In biblical times farmers were directed to leave some of their fields unharvested for the poor to feed on, because feeding the poor is a personal responsibility.

Some of the ancient sages have suggested when God created the world; sparks of his holiness were spread across the earth. Every time that a person makes the choice of performing a righteous act (such as giving charity) one of those sparks is purified and sent back to heaven. And it is through that process we become closer to God.

Liberal/Progressive governments takes away that free choice given to us by God.  Their philosophy is that left to their own devices, mankind will do the wrong thing (or at least what leftists say is the wrong thing). So Bernie Sanders and other leftists believe that government needs to replace God. They step in to control our decisions. Liberalism takes away our personal choice and gives it to the government –thus retarding our spiritual development and most importantly, the opportunity to “pick up those sparks” and get closer to our maker.

Unlike Bernie Sanders and his leftist theology which teaches that the government is the solution to each and every problem, Judaism teaches us that we cannot rely on God to bail us out all of the time. The real responsibility  falls upon each and every one of us.

There is the famous story of Moses splitting the Reed Sea which teaches this lesson (Red Sea was a typo made when the Torah was translated into Greek). In Exodus Chapter 14-15 Moses sees the Pharaoh’s troops bearing down on the Israelite nation, who are trapped against the sea.  Moses starts praying to God, but God says stop praying and do something!

And the LORD said unto Moses: ‘Wherefore criest thou unto me? Speak unto the children of Israel that they go forward.

This is holy talk for “get off your arse and do something!”

The ancient rabbis tell the story that when Moses lifted his staff over the sea, the water did not part.  The Egyptians were closing in, and the sea wasn’t moving. The Israelites stood on the banks of the sea frozen in fear, until a man named Nachshon took the responsibility upon himself to act. Nachshon simply walked into the water.  He waded up to his ankles…his knees…his waist… his shoulders, and just as the water was about to reach is nostrils the water parted.

This story teaches us that it’s one thing to have faith and believe God will eventually help us, but we cannot get that help until we take personal responsibility and act on our own. This too is antithetical to leftist philosophy which teaches that government is the first place to look for help rather than looking within one’s self, family, and community.

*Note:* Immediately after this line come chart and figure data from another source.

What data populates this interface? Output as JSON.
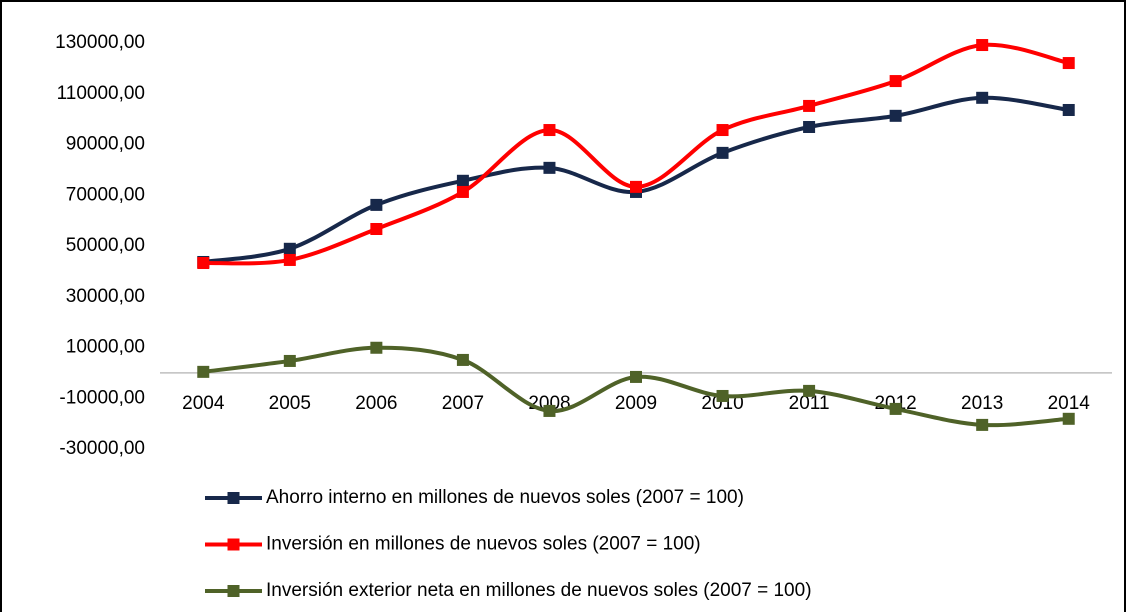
{
  "chart_data": {
    "type": "line",
    "categories": [
      "2004",
      "2005",
      "2006",
      "2007",
      "2008",
      "2009",
      "2010",
      "2011",
      "2012",
      "2013",
      "2014"
    ],
    "series": [
      {
        "name": "Ahorro interno en millones de nuevos soles (2007 = 100)",
        "color": "#17284a",
        "values": [
          43700,
          48900,
          66200,
          75700,
          80800,
          71300,
          86700,
          96900,
          101300,
          108400,
          103600
        ]
      },
      {
        "name": "Inversión en millones de nuevos soles (2007 = 100)",
        "color": "#ff0000",
        "values": [
          43300,
          44500,
          56700,
          71300,
          95700,
          73300,
          95700,
          105200,
          115000,
          129200,
          122100
        ]
      },
      {
        "name": "Inversión exterior neta en millones de nuevos soles (2007 = 100)",
        "color": "#4f6228",
        "values": [
          400,
          4700,
          9900,
          5100,
          -15000,
          -1600,
          -9100,
          -7100,
          -14200,
          -20500,
          -18100
        ]
      }
    ],
    "ylim": [
      -30000,
      130000
    ],
    "yticks": [
      {
        "value": 130000,
        "label": "130000,00"
      },
      {
        "value": 110000,
        "label": "110000,00"
      },
      {
        "value": 90000,
        "label": "90000,00"
      },
      {
        "value": 70000,
        "label": "70000,00"
      },
      {
        "value": 50000,
        "label": "50000,00"
      },
      {
        "value": 30000,
        "label": "30000,00"
      },
      {
        "value": 10000,
        "label": "10000,00"
      },
      {
        "value": -10000,
        "label": "-10000,00"
      },
      {
        "value": -30000,
        "label": "-30000,00"
      }
    ],
    "grid": false,
    "legend": "bottom"
  }
}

Liberal Jews get very worried when they hear a political leader talk about God.  If the political leader is a Christian (as most of them are in America) they see the person as some sort of zealot who will eventually force everyone to become Christian. If the person is a Jew, they get angry the Jew is wearing their religion on his sleeve (like me for example).

The Jewish picture of God is of a creator who instilled in us a personal responsibility to do the right thing, but he also provided us with the choice to accept that responsibility or not. There is no room in Jewish law for a government that forces their interpretation of the right thing down our throats. The politics of Bernie Sanders seems to run contrary to Judaism.

Bernie Sanders’ leftist big government theology tries to take from American citizens of any faith, the greatest joy of all— finding for themselves the path that will draw them closer to God and feeling that closeness get stronger with every good deed or mitzvah.